Изменить размер шрифта - +
В лживых газетенках Эда Ганолезе называли не иначе как «царем преступного мира» (уличные стенгазеты) или «главой синдиката» (столичные газеты большого формата), но ни одно из этих расхожих определений не может верно передать суть понятия. Лично я назвал бы Эда человеком, запустившим лапу в пирог. В любой пирог, покажите мне какой угодно пирог, и я тотчас отыщу в нем лапу Эда.

Возможно, вы никогда не слыхали об Эде Ганолезе, но это не мешает ему играть весьма важную роль в вашей жизни. Когда-нибудь он, вероятно, купил какого-то политикана, за которого вы отдали свой голос. Если вы приезжали в Нью-Йорк на партийный съезд и занимались тут делами, о которых вашей женушке лучше не знать, вполне возможно, что какая-то доля вашей наличности перекочевала к Эду. Если вы пытались сыграть в лотерею, где надо отгадать три числа, значит, Эд получил какую-то долю с вашей монетки в десять центов.

То же самое происходит, когда вы делаете ставки на скачках или иных спортивных состязаниях, либо когда пьете слишком много пива. Нагревая в пламени свечи ложку с белым порошком, вы тоже помогаете Эду Ганолезе потуже набить мошну и сохранить присущий ему жизнерадостный вид.

Человек с такими разнообразными интересами, разумеется, не может уследить за всем сразу. Поэтому у Эда есть работники, люди, которые стоят по краям блюда с пирогом и следят, чтобы никто ничего не стащил.

Но ведь люди, в конце концов, всего лишь люди, поэтому время от времени Эд обнаруживает недостачу начинки в одном из своих многочисленных пирогов.

Когда такое случается, ему нужен человек, чтобы отшлепать шалунов и вернуть начинку на место. Тут-то и вступает в дело ваш покорный слуга.
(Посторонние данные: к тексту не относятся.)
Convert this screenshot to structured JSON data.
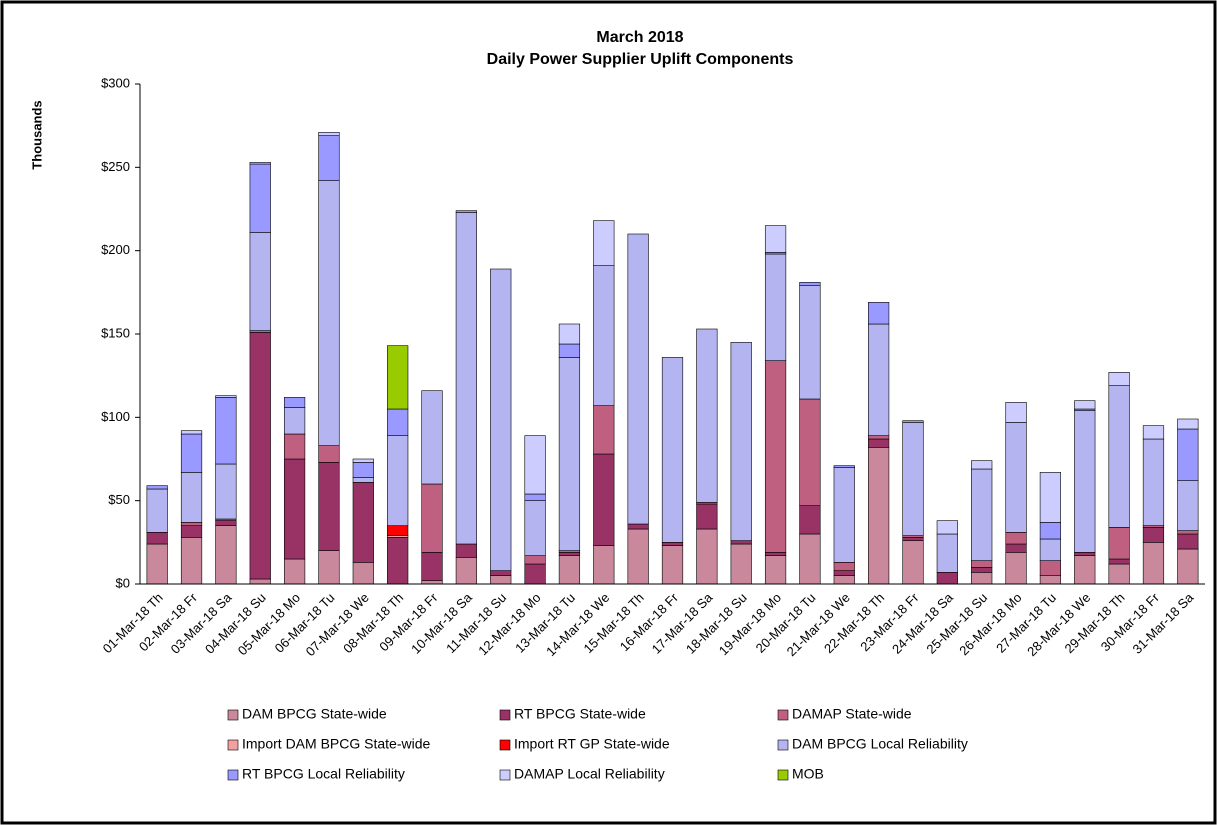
{
  "chart_data": {
    "type": "bar",
    "stacked": true,
    "title": "March 2018",
    "subtitle": "Daily Power Supplier Uplift Components",
    "y_label": "Thousands",
    "categories": [
      "01-Mar-18 Th",
      "02-Mar-18 Fr",
      "03-Mar-18 Sa",
      "04-Mar-18 Su",
      "05-Mar-18 Mo",
      "06-Mar-18 Tu",
      "07-Mar-18 We",
      "08-Mar-18 Th",
      "09-Mar-18 Fr",
      "10-Mar-18 Sa",
      "11-Mar-18 Su",
      "12-Mar-18 Mo",
      "13-Mar-18 Tu",
      "14-Mar-18 We",
      "15-Mar-18 Th",
      "16-Mar-18 Fr",
      "17-Mar-18 Sa",
      "18-Mar-18 Su",
      "19-Mar-18 Mo",
      "20-Mar-18 Tu",
      "21-Mar-18 We",
      "22-Mar-18 Th",
      "23-Mar-18 Fr",
      "24-Mar-18 Sa",
      "25-Mar-18 Su",
      "26-Mar-18 Mo",
      "27-Mar-18 Tu",
      "28-Mar-18 We",
      "29-Mar-18 Th",
      "30-Mar-18 Fr",
      "31-Mar-18 Sa"
    ],
    "series": [
      {
        "name": "DAM BPCG State-wide",
        "color": "#c9889b",
        "values": [
          24,
          28,
          35,
          3,
          15,
          20,
          13,
          0,
          2,
          16,
          5,
          0,
          17,
          23,
          33,
          23,
          33,
          24,
          17,
          30,
          5,
          82,
          26,
          0,
          7,
          19,
          5,
          17,
          12,
          25,
          21
        ]
      },
      {
        "name": "RT BPCG State-wide",
        "color": "#993366",
        "values": [
          7,
          7,
          3,
          148,
          60,
          53,
          48,
          28,
          17,
          8,
          3,
          12,
          2,
          55,
          3,
          2,
          15,
          2,
          2,
          17,
          3,
          5,
          2,
          7,
          3,
          5,
          0,
          2,
          3,
          9,
          9
        ]
      },
      {
        "name": "DAMAP State-wide",
        "color": "#c06080",
        "values": [
          0,
          2,
          1,
          1,
          15,
          10,
          0,
          0,
          41,
          0,
          0,
          5,
          1,
          29,
          0,
          0,
          1,
          0,
          115,
          64,
          5,
          2,
          1,
          0,
          4,
          7,
          9,
          0,
          19,
          1,
          2
        ]
      },
      {
        "name": "Import DAM BPCG State-wide",
        "color": "#f4a0a0",
        "values": [
          0,
          0,
          0,
          0,
          0,
          0,
          0,
          1,
          0,
          0,
          0,
          0,
          0,
          0,
          0,
          0,
          0,
          0,
          0,
          0,
          0,
          0,
          0,
          0,
          0,
          0,
          0,
          0,
          0,
          0,
          0
        ]
      },
      {
        "name": "Import RT GP State-wide",
        "color": "#ff0000",
        "values": [
          0,
          0,
          0,
          0,
          0,
          0,
          0,
          6,
          0,
          0,
          0,
          0,
          0,
          0,
          0,
          0,
          0,
          0,
          0,
          0,
          0,
          0,
          0,
          0,
          0,
          0,
          0,
          0,
          0,
          0,
          0
        ]
      },
      {
        "name": "DAM BPCG Local Reliability",
        "color": "#b4b4f0",
        "values": [
          26,
          30,
          33,
          59,
          16,
          159,
          3,
          54,
          56,
          199,
          181,
          33,
          116,
          84,
          174,
          111,
          104,
          119,
          64,
          68,
          57,
          67,
          68,
          23,
          55,
          66,
          13,
          85,
          85,
          52,
          30
        ]
      },
      {
        "name": "RT BPCG Local Reliability",
        "color": "#9999ff",
        "values": [
          2,
          23,
          40,
          41,
          6,
          27,
          9,
          16,
          0,
          1,
          0,
          4,
          8,
          0,
          0,
          0,
          0,
          0,
          1,
          2,
          1,
          13,
          1,
          0,
          0,
          0,
          10,
          1,
          0,
          0,
          31
        ]
      },
      {
        "name": "DAMAP Local Reliability",
        "color": "#ccccff",
        "values": [
          0,
          2,
          1,
          1,
          0,
          2,
          2,
          0,
          0,
          0,
          0,
          35,
          12,
          27,
          0,
          0,
          0,
          0,
          16,
          0,
          0,
          0,
          0,
          8,
          5,
          12,
          30,
          5,
          8,
          8,
          6
        ]
      },
      {
        "name": "MOB",
        "color": "#99cc00",
        "values": [
          0,
          0,
          0,
          0,
          0,
          0,
          0,
          38,
          0,
          0,
          0,
          0,
          0,
          0,
          0,
          0,
          0,
          0,
          0,
          0,
          0,
          0,
          0,
          0,
          0,
          0,
          0,
          0,
          0,
          0,
          0
        ]
      }
    ],
    "ylim": [
      0,
      300
    ],
    "yticks": [
      {
        "value": 0,
        "label": "$0"
      },
      {
        "value": 50,
        "label": "$50"
      },
      {
        "value": 100,
        "label": "$100"
      },
      {
        "value": 150,
        "label": "$150"
      },
      {
        "value": 200,
        "label": "$200"
      },
      {
        "value": 250,
        "label": "$250"
      },
      {
        "value": 300,
        "label": "$300"
      }
    ],
    "grid": false
  }
}
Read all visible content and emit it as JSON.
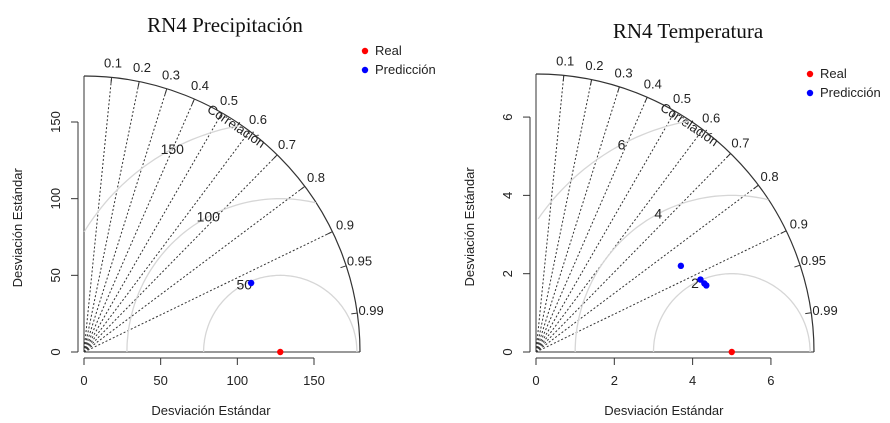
{
  "chart_data": [
    {
      "type": "scatter",
      "subtype": "taylor-diagram",
      "title": "RN4 Precipitación",
      "xlabel": "Desviación Estándar",
      "ylabel": "Desviación Estándar",
      "correlation_label": "Correlación",
      "sd_max": 180,
      "sd_ticks": [
        0,
        50,
        100,
        150
      ],
      "correlation_ticks": [
        "0.1",
        "0.2",
        "0.3",
        "0.4",
        "0.5",
        "0.6",
        "0.7",
        "0.8",
        "0.9",
        "0.95",
        "0.99"
      ],
      "rmsd_contours": [
        50,
        100,
        150
      ],
      "reference_sd": 128,
      "legend": {
        "position": "top-right",
        "entries": [
          {
            "label": "Real",
            "color": "#ff0000"
          },
          {
            "label": "Predicción",
            "color": "#0000ff"
          }
        ]
      },
      "points": [
        {
          "series": "Real",
          "x": 128,
          "y": 0
        },
        {
          "series": "Predicción",
          "x": 109,
          "y": 45
        }
      ]
    },
    {
      "type": "scatter",
      "subtype": "taylor-diagram",
      "title": "RN4 Temperatura",
      "xlabel": "Desviación Estándar",
      "ylabel": "Desviación Estándar",
      "correlation_label": "Correlación",
      "sd_max": 7.1,
      "sd_ticks": [
        0,
        2,
        4,
        6
      ],
      "correlation_ticks": [
        "0.1",
        "0.2",
        "0.3",
        "0.4",
        "0.5",
        "0.6",
        "0.7",
        "0.8",
        "0.9",
        "0.95",
        "0.99"
      ],
      "rmsd_contours": [
        2,
        4,
        6
      ],
      "reference_sd": 5.0,
      "legend": {
        "position": "top-right",
        "entries": [
          {
            "label": "Real",
            "color": "#ff0000"
          },
          {
            "label": "Predicción",
            "color": "#0000ff"
          }
        ]
      },
      "points": [
        {
          "series": "Real",
          "x": 5.0,
          "y": 0
        },
        {
          "series": "Predicción",
          "x": 3.7,
          "y": 2.2
        },
        {
          "series": "Predicción",
          "x": 4.2,
          "y": 1.85
        },
        {
          "series": "Predicción",
          "x": 4.3,
          "y": 1.75
        },
        {
          "series": "Predicción",
          "x": 4.35,
          "y": 1.7
        }
      ]
    }
  ]
}
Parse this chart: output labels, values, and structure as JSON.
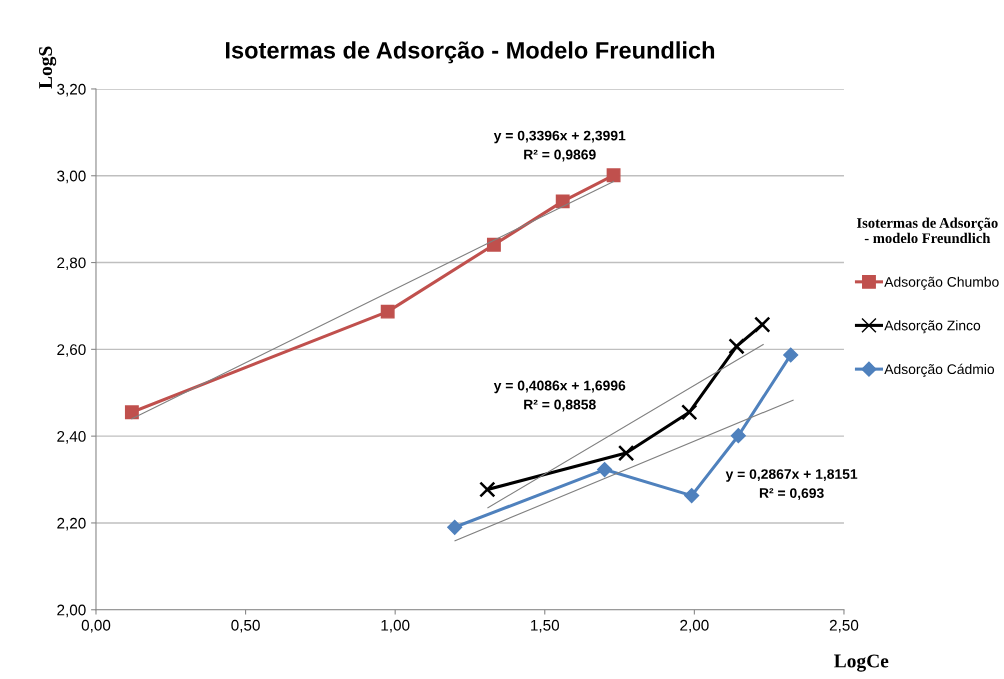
{
  "chart_data": {
    "type": "line",
    "title": "Isotermas de Adsorção - Modelo Freundlich",
    "xlabel": "LogCe",
    "ylabel": "LogS",
    "legend_title": "Isotermas de Adsorção\n- modelo Freundlich",
    "xlim": [
      0,
      2.5
    ],
    "xticks": [
      {
        "value": 0,
        "label": "0,00"
      },
      {
        "value": 0.5,
        "label": "0,50"
      },
      {
        "value": 1,
        "label": "1,00"
      },
      {
        "value": 1.5,
        "label": "1,50"
      },
      {
        "value": 2,
        "label": "2,00"
      },
      {
        "value": 2.5,
        "label": "2,50"
      }
    ],
    "ylim": [
      2,
      3.2
    ],
    "yticks": [
      {
        "value": 2,
        "label": "2,00"
      },
      {
        "value": 2.2,
        "label": "2,20"
      },
      {
        "value": 2.4,
        "label": "2,40"
      },
      {
        "value": 2.6,
        "label": "2,60"
      },
      {
        "value": 2.8,
        "label": "2,80"
      },
      {
        "value": 3,
        "label": "3,00"
      },
      {
        "value": 3.2,
        "label": "3,20"
      }
    ],
    "grid": "y",
    "legend": "right",
    "series": [
      {
        "name": "Adsorção Chumbo",
        "color": "#c0504d",
        "marker": "square",
        "x": [
          0.12,
          0.975,
          1.33,
          1.56,
          1.73
        ],
        "values": [
          2.455,
          2.687,
          2.841,
          2.941,
          3.001
        ]
      },
      {
        "name": "Adsorção Zinco",
        "color": "#000000",
        "marker": "cross",
        "x": [
          1.308,
          1.772,
          1.983,
          2.141,
          2.227
        ],
        "values": [
          2.277,
          2.361,
          2.455,
          2.607,
          2.657
        ]
      },
      {
        "name": "Adsorção Cádmio",
        "color": "#4f81bd",
        "marker": "diamond",
        "x": [
          1.199,
          1.7,
          1.991,
          2.147,
          2.322
        ],
        "values": [
          2.19,
          2.323,
          2.263,
          2.401,
          2.587
        ]
      },
      {
        "color": "#808080",
        "marker": "none",
        "x": [
          0.12,
          1.73
        ],
        "values": [
          2.44,
          2.987
        ]
      },
      {
        "color": "#808080",
        "marker": "none",
        "x": [
          1.31,
          2.23
        ],
        "values": [
          2.235,
          2.611
        ]
      },
      {
        "color": "#808080",
        "marker": "none",
        "x": [
          1.2,
          2.33
        ],
        "values": [
          2.159,
          2.483
        ]
      }
    ],
    "annotations": [
      "y = 0,3396x + 2,3991\nR² = 0,9869",
      "y = 0,4086x + 1,6996\nR² = 0,8858",
      "y = 0,2867x + 1,8151\nR² = 0,693"
    ]
  }
}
Когда я вел одно из таких служебных расследований (которые, увы, имеют свойство комкать человеку рабочий день), какой-то репортер, имеющий пристрастие к штампам, назвал меня «правой рукой и хранителем покоев царя преступного мира Эда Ганолезе». Я не правая рука и не хранитель покоев. Я – гувернантка. Мое дело – заботиться о том, чтобы малютки не сердили папочку и не устраивали погром в детской.

Наконец такси добралось до Пятой авеню и здания, приютившего Клэнси. Я бросил водителю банкноту, вылез и торопливо вошел в дом. Я опаздывал на пять минут.

Забравшись в лифт вместе с толпой спешивших на работу служащих, я с многочисленными остановками добрался до двадцать третьего этажа, где располагались три кабинета адвокатской конторы Клэнси Маршалла, за которую он регулярно вносил арендную плату. И все это, по сути дела, ради одного-единственного клиента, Эда Ганолезе. У Клэнси, разумеется, было несколько мелких клиентов, не входивших в организацию, но только для прикрытия и респектабельности ради. Он зарабатывал (и неплохо) на жизнь тем, что обслуживал организацию и Эда Ганолезе.

Прошагав по коридору, я вошел в комнату 2312. Секретарша Клэнси, грудастая и задастая блондинка, с лицом, как бы говорящим:

«Я-знаю-чего-ты-хочешь-и-это-тебе-дорого-обойдется», занималась тем, что усаживалась за свой письменный стол. Она посмотрела на меня, узнала и сказала:

– Мистер Маршалл ждет вас, входите.

Я вошел. Кабинет Клэнси – сплошной бархат на полу, серый металл и книжные шкафы. Сейчас здесь были четыре человека. За столом Клэнси восседал Эд Ганолезе, мой хозяин. Выглядит он как итальянский волокита из кинофильма двадцатилетней давности, только он малость подобрее. Лицо у него крупное и немного одутловатое, но несмотря на это кажется одухотворенным. Волосы до сих пор иссиня-черные, хотя Эду перевалило за пятьдесят пять. Он ходит к хорошему портному, хорошему парикмахеру, хорошей маникюрше, а посему производит впечатление ухватистого и преуспевающего дельца из тех, что не могут не уклоняться от уплаты налогов и не поднимать цен при первой благоприятной возможности.

За спиной Эда Ганолезе у окна с видом на Пятую авеню сидел в кресле Тони Борода, телохранитель Ганолезе.